Facing difficulties with subset calculations. I am able to get overall stats like average purchase by customer (factor) using ave
, tapply
, ddply
but I am not able to calculate visit by visit stats for each customer. Some simplified data below to illustrate my data and ideal results.
Current Dataframe: (Note that visit #1 is the most recent visit)
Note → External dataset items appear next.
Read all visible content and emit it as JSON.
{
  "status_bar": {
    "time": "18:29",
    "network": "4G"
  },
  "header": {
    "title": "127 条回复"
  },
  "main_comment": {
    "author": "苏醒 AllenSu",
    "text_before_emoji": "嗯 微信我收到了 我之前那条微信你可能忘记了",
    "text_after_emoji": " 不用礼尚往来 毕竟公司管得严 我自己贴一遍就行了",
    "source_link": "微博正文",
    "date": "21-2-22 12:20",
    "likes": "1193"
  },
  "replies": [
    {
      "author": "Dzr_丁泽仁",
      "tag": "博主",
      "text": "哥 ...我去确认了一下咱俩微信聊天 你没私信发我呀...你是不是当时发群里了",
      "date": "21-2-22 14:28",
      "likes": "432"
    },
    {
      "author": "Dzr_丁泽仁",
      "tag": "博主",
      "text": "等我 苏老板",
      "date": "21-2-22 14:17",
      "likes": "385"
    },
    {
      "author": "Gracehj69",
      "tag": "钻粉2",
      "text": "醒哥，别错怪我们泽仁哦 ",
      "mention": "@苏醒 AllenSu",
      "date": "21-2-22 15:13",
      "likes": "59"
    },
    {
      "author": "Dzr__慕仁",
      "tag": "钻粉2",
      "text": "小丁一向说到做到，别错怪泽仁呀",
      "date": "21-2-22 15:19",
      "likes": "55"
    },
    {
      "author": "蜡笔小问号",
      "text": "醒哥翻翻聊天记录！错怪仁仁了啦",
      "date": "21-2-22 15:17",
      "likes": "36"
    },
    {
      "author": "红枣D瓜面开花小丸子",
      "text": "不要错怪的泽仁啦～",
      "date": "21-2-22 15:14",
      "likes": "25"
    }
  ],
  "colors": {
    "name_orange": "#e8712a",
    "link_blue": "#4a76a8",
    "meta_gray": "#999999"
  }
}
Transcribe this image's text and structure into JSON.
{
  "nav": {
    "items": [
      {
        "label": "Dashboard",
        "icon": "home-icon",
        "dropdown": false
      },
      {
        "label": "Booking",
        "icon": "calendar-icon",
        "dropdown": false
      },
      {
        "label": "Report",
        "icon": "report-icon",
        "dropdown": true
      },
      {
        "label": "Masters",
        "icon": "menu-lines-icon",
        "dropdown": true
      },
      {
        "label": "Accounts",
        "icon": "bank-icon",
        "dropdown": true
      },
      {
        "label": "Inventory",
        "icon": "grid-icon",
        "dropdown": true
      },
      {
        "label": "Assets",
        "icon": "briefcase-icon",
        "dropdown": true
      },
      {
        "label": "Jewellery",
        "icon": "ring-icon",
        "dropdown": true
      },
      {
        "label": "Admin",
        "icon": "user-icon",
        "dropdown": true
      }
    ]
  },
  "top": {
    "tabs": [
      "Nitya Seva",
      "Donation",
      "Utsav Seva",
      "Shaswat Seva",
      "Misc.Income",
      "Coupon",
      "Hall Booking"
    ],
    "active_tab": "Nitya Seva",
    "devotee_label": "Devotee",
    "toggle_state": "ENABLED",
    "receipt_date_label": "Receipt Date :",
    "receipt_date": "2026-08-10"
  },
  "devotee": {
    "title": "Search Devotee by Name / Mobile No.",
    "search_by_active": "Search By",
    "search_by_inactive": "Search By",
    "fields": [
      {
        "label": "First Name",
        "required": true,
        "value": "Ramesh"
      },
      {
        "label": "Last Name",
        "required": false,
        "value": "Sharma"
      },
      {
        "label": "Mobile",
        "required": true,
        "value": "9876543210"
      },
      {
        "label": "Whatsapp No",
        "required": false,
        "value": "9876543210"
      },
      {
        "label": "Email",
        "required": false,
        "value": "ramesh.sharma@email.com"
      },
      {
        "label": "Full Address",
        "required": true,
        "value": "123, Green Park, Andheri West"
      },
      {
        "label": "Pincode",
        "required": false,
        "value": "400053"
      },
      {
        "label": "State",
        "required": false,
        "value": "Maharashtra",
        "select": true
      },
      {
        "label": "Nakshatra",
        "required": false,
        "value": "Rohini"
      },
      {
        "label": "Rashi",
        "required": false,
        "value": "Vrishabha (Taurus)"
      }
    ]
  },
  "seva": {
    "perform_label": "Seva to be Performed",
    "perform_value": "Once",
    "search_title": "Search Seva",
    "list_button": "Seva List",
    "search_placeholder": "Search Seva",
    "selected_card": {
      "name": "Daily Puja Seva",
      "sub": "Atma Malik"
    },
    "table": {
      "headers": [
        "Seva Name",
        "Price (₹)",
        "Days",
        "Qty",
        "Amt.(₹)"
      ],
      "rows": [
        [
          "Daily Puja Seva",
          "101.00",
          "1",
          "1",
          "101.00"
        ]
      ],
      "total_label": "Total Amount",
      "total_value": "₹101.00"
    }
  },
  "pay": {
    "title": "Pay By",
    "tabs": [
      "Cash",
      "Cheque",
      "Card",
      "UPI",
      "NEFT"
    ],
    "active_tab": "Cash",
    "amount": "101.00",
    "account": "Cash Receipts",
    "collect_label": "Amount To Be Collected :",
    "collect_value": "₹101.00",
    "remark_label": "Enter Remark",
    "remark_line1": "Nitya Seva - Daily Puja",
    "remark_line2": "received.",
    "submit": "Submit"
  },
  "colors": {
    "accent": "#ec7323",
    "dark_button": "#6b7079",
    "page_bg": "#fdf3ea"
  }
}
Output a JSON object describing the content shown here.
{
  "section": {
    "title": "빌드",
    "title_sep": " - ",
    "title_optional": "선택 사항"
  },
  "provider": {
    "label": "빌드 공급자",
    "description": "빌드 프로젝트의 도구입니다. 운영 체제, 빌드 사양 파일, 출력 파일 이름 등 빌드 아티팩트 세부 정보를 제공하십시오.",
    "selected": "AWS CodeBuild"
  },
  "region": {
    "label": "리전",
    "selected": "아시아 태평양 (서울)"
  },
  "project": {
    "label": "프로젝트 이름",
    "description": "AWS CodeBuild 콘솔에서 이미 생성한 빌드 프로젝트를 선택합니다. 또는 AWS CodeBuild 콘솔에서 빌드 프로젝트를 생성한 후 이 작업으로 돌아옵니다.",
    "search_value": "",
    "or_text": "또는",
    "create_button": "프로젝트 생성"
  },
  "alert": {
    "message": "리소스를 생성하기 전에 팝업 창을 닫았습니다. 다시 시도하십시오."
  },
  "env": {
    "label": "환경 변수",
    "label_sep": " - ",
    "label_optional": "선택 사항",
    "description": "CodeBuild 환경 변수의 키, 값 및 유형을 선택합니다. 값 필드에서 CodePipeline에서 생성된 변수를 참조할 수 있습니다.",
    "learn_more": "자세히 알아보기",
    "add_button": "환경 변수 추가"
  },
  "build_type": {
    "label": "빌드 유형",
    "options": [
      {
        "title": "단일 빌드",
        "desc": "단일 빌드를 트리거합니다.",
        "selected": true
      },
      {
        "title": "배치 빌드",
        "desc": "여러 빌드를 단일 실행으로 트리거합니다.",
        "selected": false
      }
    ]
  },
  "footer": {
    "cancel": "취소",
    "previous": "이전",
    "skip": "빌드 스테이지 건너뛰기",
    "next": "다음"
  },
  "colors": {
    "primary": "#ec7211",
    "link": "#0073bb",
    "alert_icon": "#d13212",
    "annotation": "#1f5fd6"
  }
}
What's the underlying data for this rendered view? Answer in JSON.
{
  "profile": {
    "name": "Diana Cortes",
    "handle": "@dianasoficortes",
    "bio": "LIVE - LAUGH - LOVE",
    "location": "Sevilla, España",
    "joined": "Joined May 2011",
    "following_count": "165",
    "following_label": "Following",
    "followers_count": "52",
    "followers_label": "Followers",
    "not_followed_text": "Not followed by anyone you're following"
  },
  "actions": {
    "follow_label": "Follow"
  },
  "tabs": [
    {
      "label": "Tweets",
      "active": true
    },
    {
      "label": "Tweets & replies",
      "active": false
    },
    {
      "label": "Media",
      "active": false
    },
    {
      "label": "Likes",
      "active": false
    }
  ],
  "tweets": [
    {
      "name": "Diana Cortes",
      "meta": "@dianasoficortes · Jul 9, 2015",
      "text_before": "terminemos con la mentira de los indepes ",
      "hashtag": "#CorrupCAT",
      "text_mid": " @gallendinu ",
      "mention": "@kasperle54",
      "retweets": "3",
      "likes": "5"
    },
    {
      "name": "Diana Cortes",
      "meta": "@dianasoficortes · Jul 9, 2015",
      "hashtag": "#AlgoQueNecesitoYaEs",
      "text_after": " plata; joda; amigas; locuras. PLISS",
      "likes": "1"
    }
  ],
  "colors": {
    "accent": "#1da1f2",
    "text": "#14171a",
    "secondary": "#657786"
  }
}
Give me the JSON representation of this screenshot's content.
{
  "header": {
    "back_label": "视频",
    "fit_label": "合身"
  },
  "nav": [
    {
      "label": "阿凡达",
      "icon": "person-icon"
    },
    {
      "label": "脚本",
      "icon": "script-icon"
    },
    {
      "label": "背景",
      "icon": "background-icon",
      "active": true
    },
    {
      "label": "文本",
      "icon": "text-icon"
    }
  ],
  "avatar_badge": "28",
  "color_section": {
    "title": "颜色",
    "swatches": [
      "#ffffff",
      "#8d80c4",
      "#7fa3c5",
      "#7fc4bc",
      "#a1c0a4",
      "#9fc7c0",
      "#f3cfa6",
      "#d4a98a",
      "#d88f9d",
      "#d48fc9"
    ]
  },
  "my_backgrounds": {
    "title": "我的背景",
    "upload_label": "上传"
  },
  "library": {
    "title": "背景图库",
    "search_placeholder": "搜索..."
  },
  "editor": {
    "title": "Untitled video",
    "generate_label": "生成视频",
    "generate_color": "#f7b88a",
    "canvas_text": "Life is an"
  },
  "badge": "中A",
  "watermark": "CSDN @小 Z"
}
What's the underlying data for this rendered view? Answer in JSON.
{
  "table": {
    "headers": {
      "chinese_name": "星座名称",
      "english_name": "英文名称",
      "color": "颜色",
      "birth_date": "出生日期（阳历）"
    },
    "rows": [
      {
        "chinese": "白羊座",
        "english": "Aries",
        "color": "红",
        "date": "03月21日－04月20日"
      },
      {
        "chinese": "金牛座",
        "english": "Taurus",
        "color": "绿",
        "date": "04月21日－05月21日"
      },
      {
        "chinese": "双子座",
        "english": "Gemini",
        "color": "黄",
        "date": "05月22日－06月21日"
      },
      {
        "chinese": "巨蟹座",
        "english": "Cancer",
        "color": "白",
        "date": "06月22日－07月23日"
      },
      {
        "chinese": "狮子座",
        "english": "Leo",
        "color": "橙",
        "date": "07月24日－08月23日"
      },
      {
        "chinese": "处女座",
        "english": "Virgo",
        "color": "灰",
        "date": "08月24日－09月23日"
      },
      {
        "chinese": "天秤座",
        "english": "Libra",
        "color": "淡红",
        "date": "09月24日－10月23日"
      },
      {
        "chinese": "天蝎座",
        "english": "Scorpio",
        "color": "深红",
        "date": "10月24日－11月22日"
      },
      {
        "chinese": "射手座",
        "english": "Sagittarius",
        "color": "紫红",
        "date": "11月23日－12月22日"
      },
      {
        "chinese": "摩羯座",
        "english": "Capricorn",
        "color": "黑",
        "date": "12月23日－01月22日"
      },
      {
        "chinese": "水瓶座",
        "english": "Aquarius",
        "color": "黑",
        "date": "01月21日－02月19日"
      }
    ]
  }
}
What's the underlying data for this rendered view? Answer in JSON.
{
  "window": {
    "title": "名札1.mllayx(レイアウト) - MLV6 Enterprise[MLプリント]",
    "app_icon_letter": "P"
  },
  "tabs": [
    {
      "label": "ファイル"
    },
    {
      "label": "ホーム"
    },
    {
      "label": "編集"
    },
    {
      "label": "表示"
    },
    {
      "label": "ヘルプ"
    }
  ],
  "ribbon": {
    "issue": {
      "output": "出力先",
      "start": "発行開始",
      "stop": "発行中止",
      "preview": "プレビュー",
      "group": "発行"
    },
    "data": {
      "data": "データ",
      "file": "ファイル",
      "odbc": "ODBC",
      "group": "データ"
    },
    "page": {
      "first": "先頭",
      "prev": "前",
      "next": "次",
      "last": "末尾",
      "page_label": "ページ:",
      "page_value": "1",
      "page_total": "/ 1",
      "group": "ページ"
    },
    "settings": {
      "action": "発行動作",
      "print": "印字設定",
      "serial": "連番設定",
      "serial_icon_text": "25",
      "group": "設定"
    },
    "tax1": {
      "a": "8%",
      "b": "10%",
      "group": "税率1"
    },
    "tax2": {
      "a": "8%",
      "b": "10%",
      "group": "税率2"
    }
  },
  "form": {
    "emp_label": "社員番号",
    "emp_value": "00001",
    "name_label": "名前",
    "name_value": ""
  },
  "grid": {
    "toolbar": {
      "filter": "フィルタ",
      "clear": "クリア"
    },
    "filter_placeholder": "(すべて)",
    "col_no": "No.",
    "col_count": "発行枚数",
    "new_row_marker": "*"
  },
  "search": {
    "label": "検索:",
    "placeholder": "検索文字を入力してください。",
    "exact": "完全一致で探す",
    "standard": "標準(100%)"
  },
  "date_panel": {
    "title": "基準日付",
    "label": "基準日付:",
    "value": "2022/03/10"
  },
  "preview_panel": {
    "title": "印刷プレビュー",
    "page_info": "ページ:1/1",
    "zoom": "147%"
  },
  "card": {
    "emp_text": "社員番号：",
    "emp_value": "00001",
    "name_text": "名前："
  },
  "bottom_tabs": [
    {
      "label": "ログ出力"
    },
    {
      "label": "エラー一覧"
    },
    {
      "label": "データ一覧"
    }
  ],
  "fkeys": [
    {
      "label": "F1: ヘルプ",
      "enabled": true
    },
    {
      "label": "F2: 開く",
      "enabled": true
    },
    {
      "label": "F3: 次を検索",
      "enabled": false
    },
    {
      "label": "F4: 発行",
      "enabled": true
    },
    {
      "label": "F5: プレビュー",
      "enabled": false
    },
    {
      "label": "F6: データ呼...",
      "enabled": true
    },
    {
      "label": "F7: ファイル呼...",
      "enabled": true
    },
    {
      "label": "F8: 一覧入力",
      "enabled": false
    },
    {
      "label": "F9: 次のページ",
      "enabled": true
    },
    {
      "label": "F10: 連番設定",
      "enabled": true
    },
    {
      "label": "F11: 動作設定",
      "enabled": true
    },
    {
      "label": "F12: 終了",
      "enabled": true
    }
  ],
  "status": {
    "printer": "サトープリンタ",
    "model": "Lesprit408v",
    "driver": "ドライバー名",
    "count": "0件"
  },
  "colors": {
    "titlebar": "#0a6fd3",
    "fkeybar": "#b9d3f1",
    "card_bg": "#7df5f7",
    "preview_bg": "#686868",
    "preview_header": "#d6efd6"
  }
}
customer visit date purchase_amt
sarah 2 2013-08-09 5
sarah 3 2013-07-21 8
sarah 4 2013-06-23 9
sarah 5 2013-06-02 1
sarah 1 2013-08-20 8
henry 1 2013-07-04 4
che 1 2013-08-27 2
che 2 2013-07-27 1
che 3 2013-07-05 8
che 4 2013-06-14 3
dt 3 2013-04-05 9
dt 2 2013-06-07 1
dt 1 2013-07-11 6
These are the results I am seeking:
customer visit date purchase_amt days since amt_diff
sarah 2 2013-08-09 5 19 -3
sarah 3 2013-07-21 8 28 -1
sarah 4 2013-06-23 9 21 8
sarah 5 2013-06-02 1 NA NA
sarah 1 2013-08-20 8 11 3
henry 1 2013-07-04 4 NA NA
che 1 2013-08-27 2 31 1
che 2 2013-07-27 1 22 -7
che 3 2013-07-05 8 21 5
che 4 2013-06-14 3 NA NA
dt 3 2013-04-05 9 NA NA
dt 2 2013-06-07 1 63 -8
dt 1 2013-07-11 6 34 5
So in summary, I would like to find most recent visit of a customer and the attributes of it, then find the next visit attributes and calculate various stats on the two. Return "NA" when there are no more previous visits.